20. El milagro

Iba a Jerusalén desde Batania,

Abrumado ya por los presentimientos.

Los arbustos habían ardido en la pendiente,

Sobre la choza no se movía el humo,

Quemaba el aire y estaba inmóvil el juncal

Y liso del Mar Muerto el cristal.

En su amargura, que con la del mar competía,

Junto a algunos cúmulos de nubes,

Por la polvorienta senda caminaba hacia un mesón

De la ciudad a sus discípulos a encontrar.

E iba en sus pensamientos tan sumido

Que en su abatimiento el campo a ajenjo le olió.

Todo calló.

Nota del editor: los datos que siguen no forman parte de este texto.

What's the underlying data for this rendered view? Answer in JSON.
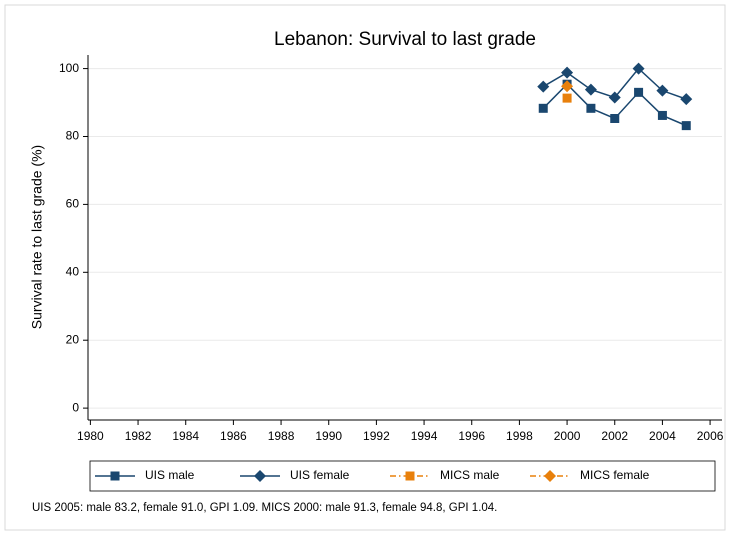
{
  "chart_data": {
    "type": "line",
    "title": "Lebanon: Survival to last grade",
    "y_label": "Survival rate to last grade (%)",
    "note": "UIS 2005: male 83.2, female 91.0, GPI 1.09. MICS 2000: male 91.3, female 94.8, GPI 1.04.",
    "xlim": [
      1979.9,
      2006.5
    ],
    "xticks": [
      1980,
      1982,
      1984,
      1986,
      1988,
      1990,
      1992,
      1994,
      1996,
      1998,
      2000,
      2002,
      2004,
      2006
    ],
    "ylim": [
      -3.5,
      104
    ],
    "yticks": [
      0,
      20,
      40,
      60,
      80,
      100
    ],
    "grid": true,
    "legend": "bottom",
    "series": [
      {
        "name": "UIS male",
        "color": "#1a476f",
        "marker": "square",
        "line_style": "solid",
        "x": [
          1999,
          2000,
          2001,
          2002,
          2003,
          2004,
          2005
        ],
        "values": [
          88.3,
          95.4,
          88.3,
          85.3,
          93.0,
          86.2,
          83.2
        ]
      },
      {
        "name": "UIS female",
        "color": "#1a476f",
        "marker": "diamond",
        "line_style": "solid",
        "x": [
          1999,
          2000,
          2001,
          2002,
          2003,
          2004,
          2005
        ],
        "values": [
          94.7,
          98.8,
          93.8,
          91.5,
          100.0,
          93.5,
          91.0
        ]
      },
      {
        "name": "MICS male",
        "color": "#e8800c",
        "marker": "square",
        "line_style": "dash-dot",
        "x": [
          2000
        ],
        "values": [
          91.3
        ]
      },
      {
        "name": "MICS female",
        "color": "#e8800c",
        "marker": "diamond",
        "line_style": "dash-dot",
        "x": [
          2000
        ],
        "values": [
          94.8
        ]
      }
    ]
  }
}
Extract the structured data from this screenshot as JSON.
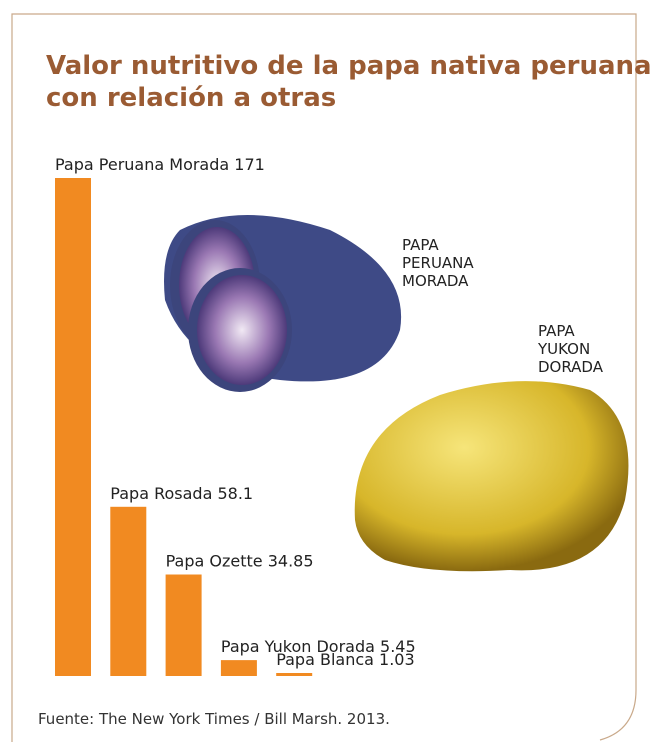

Sólo allí

Él se encontraba

Y la llanura permanecía en estado de sopor.

Todo se confundió: desierto y calor,

Y los lagartos, los arroyuelos y las fuentes.

No muy lejos erguíase una higuera,

Sin fruto alguno, ramas y hojas solamente.

Y él le dijo: ¿Cuál es tu utilidad?

¿Qué alegría puede ofrecer tu desnudez?

Sediento estoy, y tú sólo flor estéril eres.

Verte ha sido como con granito tropezar.

¡Qué ofensiva y carente de dotes eres!

Sigue hasta el fin de los siglos así.

Tembló el árbol ante tales palabras de reproche,

Igual que tiembla el pararrayos al caer la chispa.

Y la higuera en cenizas convertida quedó.

Si hubiera habido entonces la menor libertad,

En las hojas, las ramas, las raíces y hasta el tronco,

Las leyes de la naturaleza hubieran quizás intervenido.

Pero el milagro es el milagro y el milagro es Dios.

Cuando la revuelta impera, entre tanta confusión.

De improviso el milagro ante nosotros surge.